Medicaid Spend-Down Strategies
- hollytoal
- Jun 24
- 3 min read
I was performing a little Medicaid research one day in the 2010s. On my computer screen was a copy of New York’s Medicaid Reference Guide. I figured it was a good idea to know exactly how a regulation was worded if I was going to mention it during a fair hearing. My intention was to print out only the two relevant pages and place them in the case folder.
Clicking “print” did not immediately set off any alarms.
However, after the seventh page was spit out of the printer, I realized the computer thought I wanted to print the entire guide. For those keeping score at home, New York’s Medicaid Reference Guide is 1,006 pages – slightly shorter than Stephen King’s post-apocalyptic epic novel “The Stand” and only marginally less depressing.
Normally, a quick-twitch reaction would lead me to cancel the print job and start over. This time, however, the cancelation had no impact on the printing. Buttons were pressed, but no appropriate electronic impulse followed. Page after page exited the machine in defiance of the laws of science.
Following some drastic anti-computer maneuvers, the printer stopped. The final page count was well north of 300. Lessons were learned, safeguards were set up. No such printing mishap ever happened again.
The real takeaway from this episode was that Medicaid has an excessive amount of rules.
The sheer number of Medicaid rules may be exorbitant, but these rules are not necessarily designed to be adverse to a Medicaid applicant and their family members.

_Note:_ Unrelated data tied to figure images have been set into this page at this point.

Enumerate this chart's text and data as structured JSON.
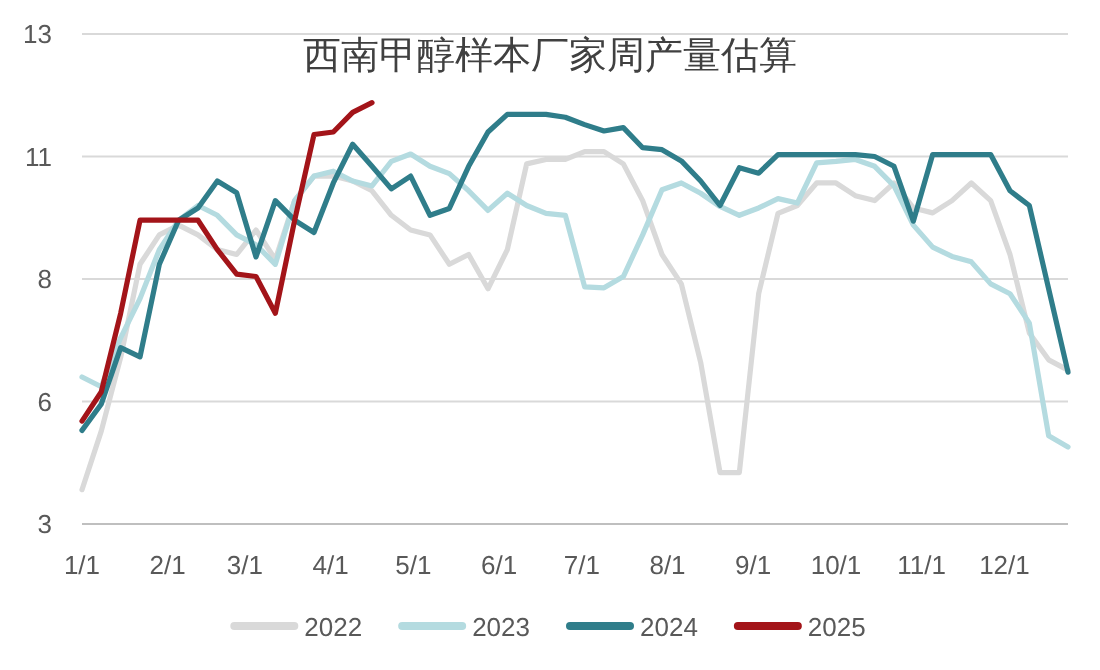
{
  "chart_data": {
    "type": "line",
    "title": "西南甲醇样本厂家周产量估算",
    "x": [
      "--01-01",
      "--01-08",
      "--01-15",
      "--01-22",
      "--01-29",
      "--02-05",
      "--02-12",
      "--02-19",
      "--02-26",
      "--03-05",
      "--03-12",
      "--03-19",
      "--03-26",
      "--04-02",
      "--04-09",
      "--04-16",
      "--04-23",
      "--04-30",
      "--05-07",
      "--05-14",
      "--05-21",
      "--05-28",
      "--06-04",
      "--06-11",
      "--06-18",
      "--06-25",
      "--07-02",
      "--07-09",
      "--07-16",
      "--07-23",
      "--07-30",
      "--08-06",
      "--08-13",
      "--08-20",
      "--08-27",
      "--09-03",
      "--09-10",
      "--09-17",
      "--09-24",
      "--10-01",
      "--10-08",
      "--10-15",
      "--10-22",
      "--10-29",
      "--11-05",
      "--11-12",
      "--11-19",
      "--11-26",
      "--12-03",
      "--12-10",
      "--12-17",
      "--12-24"
    ],
    "xlim": [
      "--01-01",
      "--12-24"
    ],
    "xticks": [
      {
        "value": "--01-01",
        "label": "1/1"
      },
      {
        "value": "--02-01",
        "label": "2/1"
      },
      {
        "value": "--03-01",
        "label": "3/1"
      },
      {
        "value": "--04-01",
        "label": "4/1"
      },
      {
        "value": "--05-01",
        "label": "5/1"
      },
      {
        "value": "--06-01",
        "label": "6/1"
      },
      {
        "value": "--07-01",
        "label": "7/1"
      },
      {
        "value": "--08-01",
        "label": "8/1"
      },
      {
        "value": "--09-01",
        "label": "9/1"
      },
      {
        "value": "--10-01",
        "label": "10/1"
      },
      {
        "value": "--11-01",
        "label": "11/1"
      },
      {
        "value": "--12-01",
        "label": "12/1"
      }
    ],
    "ylim": [
      3,
      13
    ],
    "yticks": [
      3,
      {
        "value": 5.5,
        "label": "6"
      },
      8,
      {
        "value": 10.5,
        "label": "11"
      },
      13
    ],
    "grid": "y",
    "legend": "bottom",
    "line_style": "solid",
    "series": [
      {
        "name": "2022",
        "color": "#d9d9d9",
        "values": [
          3.7,
          4.9,
          6.4,
          8.3,
          8.9,
          9.1,
          8.9,
          8.6,
          8.5,
          9.0,
          8.4,
          9.6,
          10.1,
          10.1,
          10.0,
          9.8,
          9.3,
          9.0,
          8.9,
          8.3,
          8.5,
          7.8,
          8.6,
          10.35,
          10.44,
          10.44,
          10.6,
          10.6,
          10.35,
          9.6,
          8.5,
          7.9,
          6.3,
          4.05,
          4.05,
          7.7,
          9.34,
          9.5,
          9.96,
          9.96,
          9.7,
          9.6,
          9.96,
          9.45,
          9.35,
          9.6,
          9.96,
          9.6,
          8.5,
          6.9,
          6.35,
          6.14
        ]
      },
      {
        "name": "2023",
        "color": "#b4dbe0",
        "values": [
          6.0,
          5.8,
          6.8,
          7.6,
          8.6,
          9.2,
          9.5,
          9.3,
          8.9,
          8.7,
          8.3,
          9.6,
          10.1,
          10.2,
          10.0,
          9.9,
          10.4,
          10.55,
          10.3,
          10.15,
          9.8,
          9.4,
          9.75,
          9.5,
          9.34,
          9.3,
          7.84,
          7.82,
          8.05,
          8.9,
          9.82,
          9.96,
          9.75,
          9.48,
          9.3,
          9.45,
          9.64,
          9.55,
          10.37,
          10.4,
          10.44,
          10.3,
          9.9,
          9.1,
          8.65,
          8.46,
          8.35,
          7.9,
          7.7,
          7.1,
          4.8,
          4.57
        ]
      },
      {
        "name": "2024",
        "color": "#2f7d8a",
        "values": [
          4.91,
          5.45,
          6.6,
          6.41,
          8.3,
          9.2,
          9.45,
          10.0,
          9.76,
          8.45,
          9.6,
          9.2,
          8.95,
          9.96,
          10.75,
          10.3,
          9.84,
          10.1,
          9.3,
          9.44,
          10.3,
          11.0,
          11.36,
          11.36,
          11.36,
          11.3,
          11.15,
          11.02,
          11.09,
          10.68,
          10.64,
          10.41,
          10.0,
          9.5,
          10.27,
          10.16,
          10.54,
          10.54,
          10.54,
          10.54,
          10.54,
          10.5,
          10.3,
          9.18,
          10.54,
          10.54,
          10.54,
          10.54,
          9.8,
          9.5,
          7.8,
          6.1
        ]
      },
      {
        "name": "2025",
        "color": "#a31419",
        "x": [
          "--01-01",
          "--01-08",
          "--01-15",
          "--01-22",
          "--01-29",
          "--02-05",
          "--02-12",
          "--02-19",
          "--02-26",
          "--03-05",
          "--03-12",
          "--03-19",
          "--03-26",
          "--04-02",
          "--04-09",
          "--04-16"
        ],
        "values": [
          5.1,
          5.7,
          7.3,
          9.2,
          9.2,
          9.2,
          9.2,
          8.6,
          8.1,
          8.05,
          7.3,
          9.2,
          10.95,
          11.0,
          11.4,
          11.6
        ]
      }
    ]
  }
}
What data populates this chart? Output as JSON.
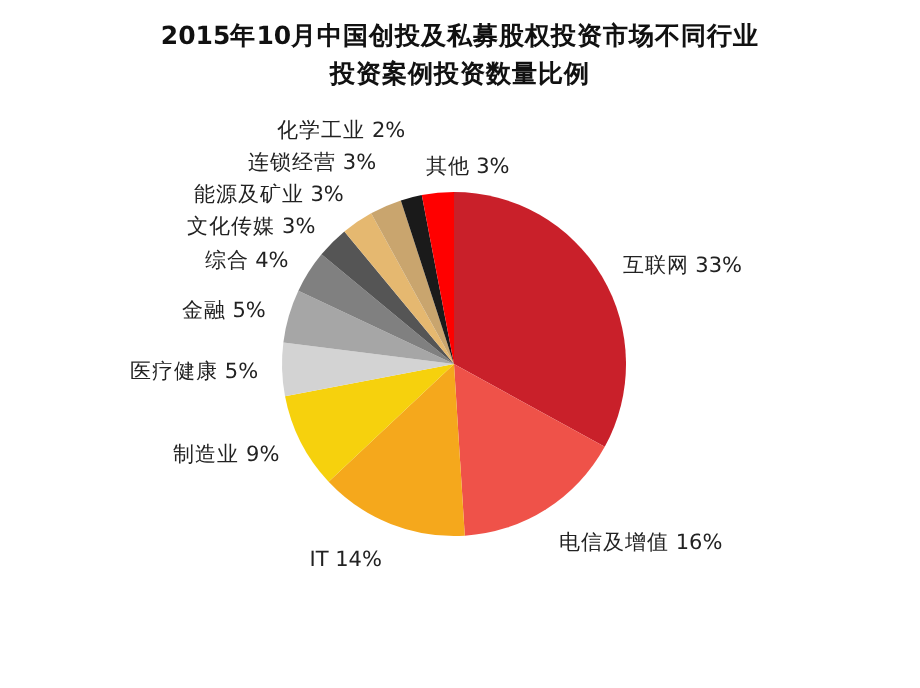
{
  "chart_data": {
    "type": "pie",
    "title": "2015年10月中国创投及私募股权投资市场不同行业投资案例投资数量比例",
    "categories": [
      "互联网",
      "电信及增值",
      "IT",
      "制造业",
      "医疗健康",
      "金融",
      "综合",
      "文化传媒",
      "能源及矿业",
      "连锁经营",
      "化学工业",
      "其他"
    ],
    "values": [
      33,
      16,
      14,
      9,
      5,
      5,
      4,
      3,
      3,
      3,
      2,
      3
    ],
    "value_labels": [
      "33%",
      "16%",
      "14%",
      "9%",
      "5%",
      "5%",
      "4%",
      "3%",
      "3%",
      "3%",
      "2%",
      "3%"
    ],
    "colors": [
      "#c9202a",
      "#ef5249",
      "#f5a81c",
      "#f6d10d",
      "#d3d3d3",
      "#a6a6a6",
      "#808080",
      "#555555",
      "#e5b870",
      "#c9a56e",
      "#1a1a1a",
      "#ff0000"
    ]
  }
}
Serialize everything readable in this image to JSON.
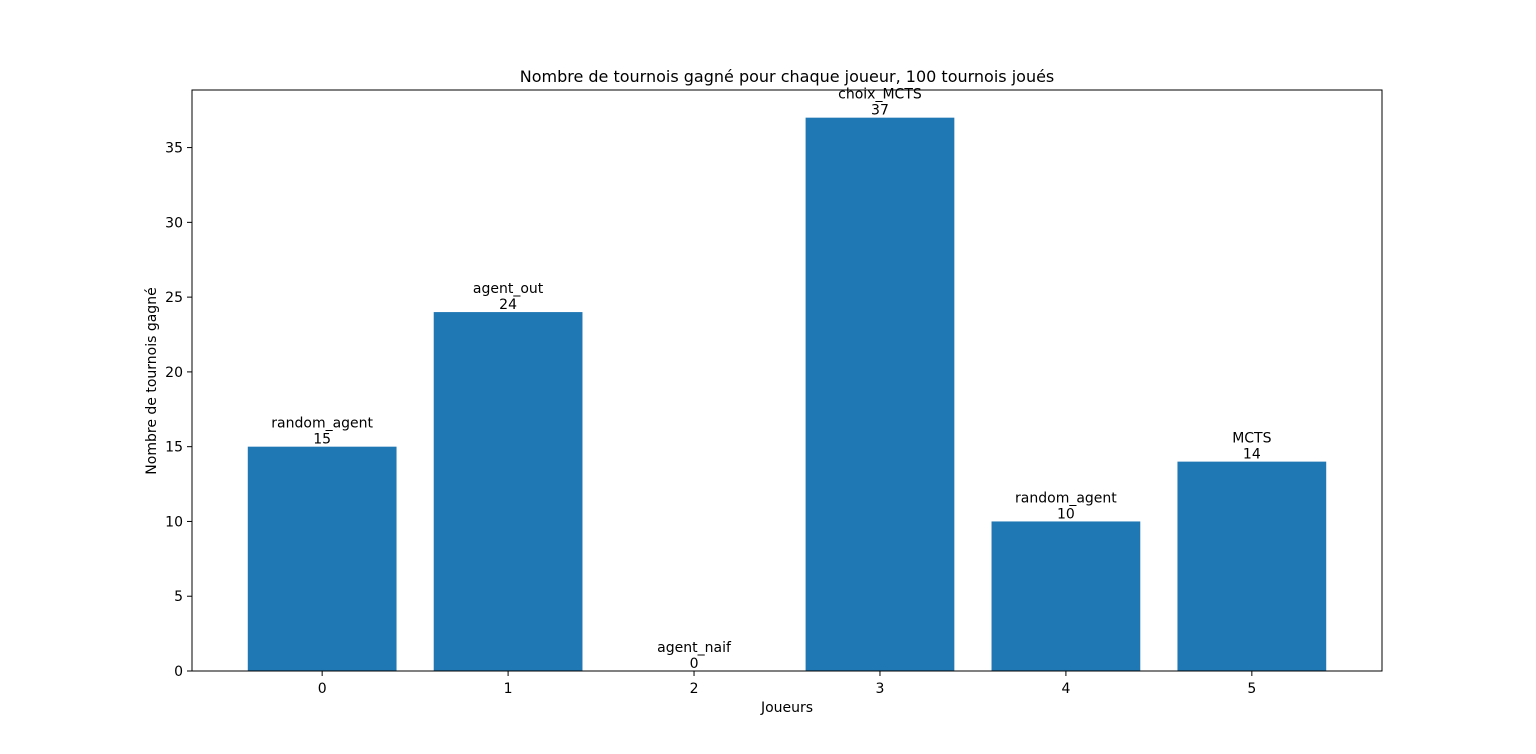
{
  "chart_data": {
    "type": "bar",
    "title": "Nombre de tournois gagné pour chaque joueur, 100 tournois joués",
    "xlabel": "Joueurs",
    "ylabel": "Nombre de tournois gagné",
    "categories": [
      "0",
      "1",
      "2",
      "3",
      "4",
      "5"
    ],
    "values": [
      15,
      24,
      0,
      37,
      10,
      14
    ],
    "bar_labels": [
      "random_agent",
      "agent_out",
      "agent_naif",
      "choix_MCTS",
      "random_agent",
      "MCTS"
    ],
    "yticks": [
      0,
      5,
      10,
      15,
      20,
      25,
      30,
      35
    ],
    "ylim": [
      0,
      38.85
    ],
    "xlim": [
      -0.7,
      5.7
    ],
    "bar_color": "#1f77b4",
    "grid": false,
    "legend": "none"
  }
}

Medicaid planning includes a concept known as the “spend-down.” Although Medicaid is a federal health insurance program, the states and local counties administer it. State law tailors many of the Medicaid eligibility rules to fit community norms. For example, the Individual Medicaid resource limit for 2025 is $32,396. While Community Medicaid applications are not penalized for asset transfers, Nursing Home Medicaid asset transfer penalties are a fact of life.
Getting below that number can be a challenge, especially considering the realities of dealing with a serious long-term illness and the concerns regarding the five-year lookback. Add to that, New York has a well-known reputation as a high cost-of-living state. Luckily, Medicaid allows applicants to use excess resources to pay for home repairs and modifications which may ultimately benefit a spouse or other occupant.
In a Nursing Home Medicaid situation where the applicant still owns their residence and an intent to return home letter is filed, repair costs can significantly lower the resource total without incurring a penalty. Maintaining good records and receipts is a must in that situation.
Irrevocable Pre-Need Funeral Plans are another popular spend-down option. Contracting with a chosen funeral home allows the Medicaid applicant to set aside a sizable amount of money to cover funeral costs without a penalty.
For a cost that will eventually have to be paid by the family, the pre-payment solves a Medicaid problem and removes a familial burden at the same time.
Medicaid also has an income spend-down protocol incorporated into the Community Medicaid system. The current Medicaid income limit for 2025 is $1,800 per month. For many New Yorkers, their pension and Social Security amounts far exceed that $1,800 limit. Excess income can either be protected with a Pooled Supplemental Needs Trust or by reducing the amount by submitting paid or unpaid medical bills.
This medical bill spend-down program ensures excess income is not wasted or unnecessarily paid to the provider for the coverage months impacted.
We may not be enamored of all of the regulations contained within the 1,006 pages of the Medicaid Reference Guide, but what we do appreciate is the collective understanding that New Yorkers pay more for goods, services, and housing costs than residents of other states.
A New York Medicaid applicant should be able to maintain a secure and sustainable quality of life while receiving the best health care possible.